The following is the subscription plan for the Pali Text Society, as Foyley records it in the 1926 report:

"The Subscription to the Society is One Guinea a year, for texts, or a text and Journals, and ten shillings a year for a translation, payable in advance.

Publications, two volumes a year, and, when possible, a translation, are sent post free on receipt of the subscription.

Back issues are sent post free on payment of the subscription for the year, or years, in which the volumes were issued (that is, of One Guinea a year or a proportional payment per volume). But the payment for issues dating prior to 1901 is now increased 50 per cent".

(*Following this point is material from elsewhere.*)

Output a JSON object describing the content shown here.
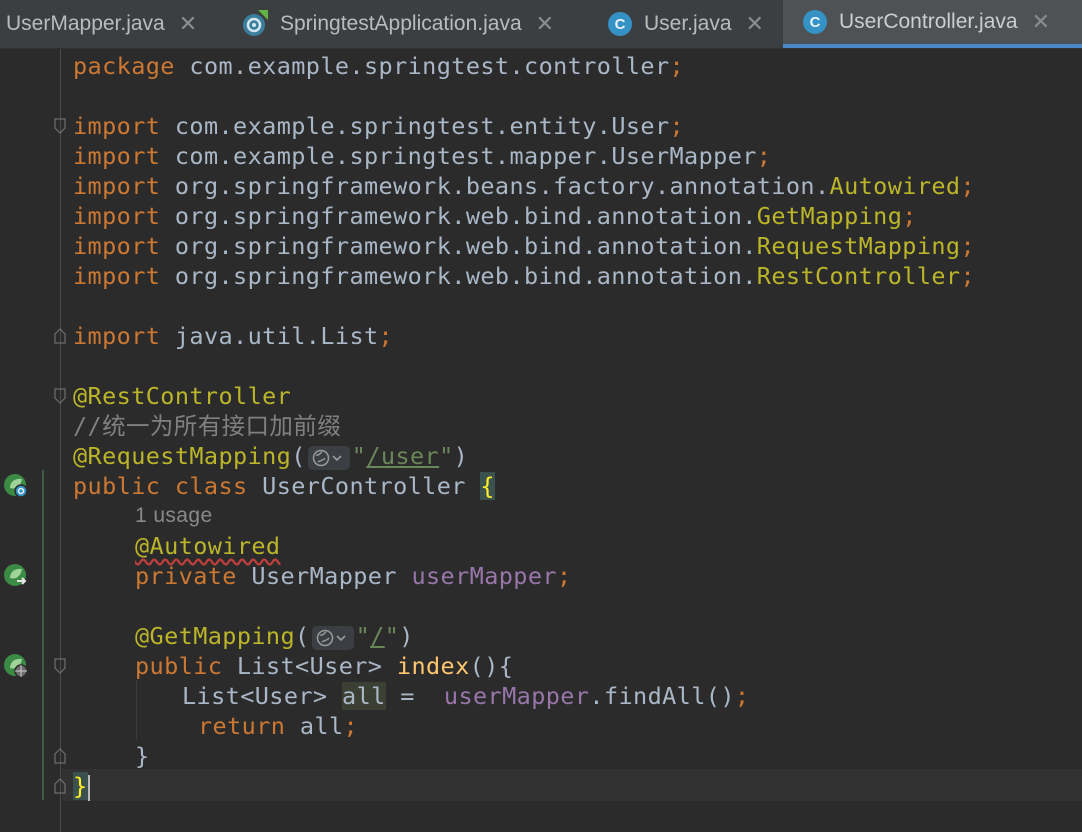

Upon acknowledging how little time she had left, she wrote in a diary entry "It is not likely I shall be here to finish to our work”, referring to the re-issuing of the original translations of Vinaya, Milinda, and Jataka. Foyley died in 1942, leaving the presidency of the Society to William Henry Denham Rouse.

== Presidents ==
Presidents of the Pali Text Society have included:
- 1881–1922: Thomas William Rhys Davids (1843–1922) (Founder)
- 1922–1942: Caroline Augusta Foley Rhys Davids (1857–1942)
- 1942–1950: William Henry Denham Rouse (1863–1950)
- 1950–1958: William Stede (1882–1958)
- 1959–1981: Isaline Blew Horner OBE (1896–1981)
- 1981–1994: Kenneth Roy Norman FBA (1925– 2020)
- 1994–2002: Richard Francis Gombrich (1937– )
- 2002–2003: Lance Selwyn Cousins (1942–2015)
- 2003–present: Rupert Mark Lovell Gethin (1957– )

=== The presidents' contribution to the Pali Text Society: ===

- Thomas William Rhys Davids founded the Pali Text Society in an effort to render Buddhist literature accessible to others. With the Pali Text Society and Dr. William Stede, Rhys Davids successfully finished the first Pāli dictionary.
- Caroline Augusta Foley Rhys Davids was almost able to complete the work of her husband, Thomas William Rhys Davids.
- William Stede co-authored the Pāli-English Dictionary with T.W. Rhys Davids.
- To celebrate her election as the new PTS president, Isaline Blew Horner produced a new translation of the Milindapañha to replace the one Rhys Davids made.
- Kenneth Roy Norman was on the Council of Pali Text Society for the longest out of everyone else.